Un altro risparmio importante è stato quello delle risorse idriche. L’energia eolica ha sostituito quella idroelettrica permettendo alle dighe di trattenere l’acqua più a lungo, riducendo i periodi siccitosi fino al 70%. Si tratta di un’accelerazione incredibile se pensiamo che solo vent’anni fa il petrolio rappresentava quasi il 30% delle importazioni dell’Uruguay e grandi che quantità enormi di elettricità venivano importate dall’Argentina. Adesso invece è quest’ultima ad acquistarla dall’Uruguay.
Tempo fa inoltre, il Governo Mujica ha permesso la collaborazione tra il settore pubblico e quello privato. Le aziende private hanno realizzato le centrali eoliche con l’obbligo di vendere l’energia allo Stato a un prezzo basso ma fisso. In questo modo lo Stato ha la garanzia di avere sempre disponibilità di energia e i privati hanno la garanzia di avere un’entrata sicura pagata ad un prezzo equo e fisso.

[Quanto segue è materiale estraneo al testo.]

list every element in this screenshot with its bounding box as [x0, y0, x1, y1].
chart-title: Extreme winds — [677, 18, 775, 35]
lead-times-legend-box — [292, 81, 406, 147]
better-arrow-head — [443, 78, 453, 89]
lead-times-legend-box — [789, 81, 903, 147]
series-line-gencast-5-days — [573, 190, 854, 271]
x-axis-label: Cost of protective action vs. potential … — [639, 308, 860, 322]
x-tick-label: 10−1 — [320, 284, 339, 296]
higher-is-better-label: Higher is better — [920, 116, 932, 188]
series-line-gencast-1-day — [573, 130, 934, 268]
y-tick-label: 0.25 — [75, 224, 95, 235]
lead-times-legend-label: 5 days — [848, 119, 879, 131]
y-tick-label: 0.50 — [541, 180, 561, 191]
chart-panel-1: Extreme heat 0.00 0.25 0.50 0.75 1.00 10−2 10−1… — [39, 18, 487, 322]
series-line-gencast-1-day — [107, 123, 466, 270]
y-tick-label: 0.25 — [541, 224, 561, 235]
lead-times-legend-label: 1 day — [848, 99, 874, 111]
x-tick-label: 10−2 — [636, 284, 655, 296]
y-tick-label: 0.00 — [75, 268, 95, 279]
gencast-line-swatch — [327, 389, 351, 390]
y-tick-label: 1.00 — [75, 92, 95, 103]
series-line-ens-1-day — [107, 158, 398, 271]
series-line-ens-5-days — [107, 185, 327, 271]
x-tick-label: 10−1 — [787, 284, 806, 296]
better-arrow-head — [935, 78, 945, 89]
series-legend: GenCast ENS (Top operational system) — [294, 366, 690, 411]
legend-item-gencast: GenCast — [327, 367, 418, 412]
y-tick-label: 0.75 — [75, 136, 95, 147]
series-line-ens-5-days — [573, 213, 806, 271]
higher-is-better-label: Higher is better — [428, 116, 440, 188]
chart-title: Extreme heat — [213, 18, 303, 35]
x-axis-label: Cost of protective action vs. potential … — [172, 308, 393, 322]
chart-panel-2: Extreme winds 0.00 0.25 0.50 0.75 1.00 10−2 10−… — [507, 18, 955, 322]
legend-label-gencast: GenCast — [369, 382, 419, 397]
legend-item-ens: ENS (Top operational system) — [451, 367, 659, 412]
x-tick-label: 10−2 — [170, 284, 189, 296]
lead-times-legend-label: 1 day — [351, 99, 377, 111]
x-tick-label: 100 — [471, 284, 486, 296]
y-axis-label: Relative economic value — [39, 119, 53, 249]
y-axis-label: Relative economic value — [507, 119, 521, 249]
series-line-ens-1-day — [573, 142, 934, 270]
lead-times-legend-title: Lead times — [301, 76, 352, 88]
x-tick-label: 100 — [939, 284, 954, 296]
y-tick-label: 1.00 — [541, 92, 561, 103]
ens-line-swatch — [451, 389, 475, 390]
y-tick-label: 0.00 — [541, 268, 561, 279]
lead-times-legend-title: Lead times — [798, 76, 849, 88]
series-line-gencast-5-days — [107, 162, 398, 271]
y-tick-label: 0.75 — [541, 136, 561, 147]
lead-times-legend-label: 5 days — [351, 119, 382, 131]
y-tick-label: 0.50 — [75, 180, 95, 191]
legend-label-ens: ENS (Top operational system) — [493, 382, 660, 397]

PRODUCIAMO ENERGIA NELL’INTERESSE DELLA COLLETTIVITÀ
Un piano energetico che aveva come obiettivo quello di produrre energia nell’interesse della collettività, che è stato pensato e scritto in maniera condivisa e trasparente e che, di conseguenza, è stato votato all’unanimità. Un reale antidoto alla speculazione e al saccheggio dei beni collettivi.
Solo chi ha preso coscienza di queste dinamiche, come il mondo dell’autodeterminazione, quello indipendentista e i comitati spontanei, può bloccare questo attacco feroce alla nostra terra. Già molte sono le servitù che la Sardegna e il suo territorio sono costretti a sopportare e non è giusto che continui ad essere terra di conquista per capitali senza scrupolo e senza programmazione. Tanto meno è giusto che la Sardegna diventi la centrale elettrica dell’Italia. Affermare dal basso un forte segnale di dignità e di equità è possibile.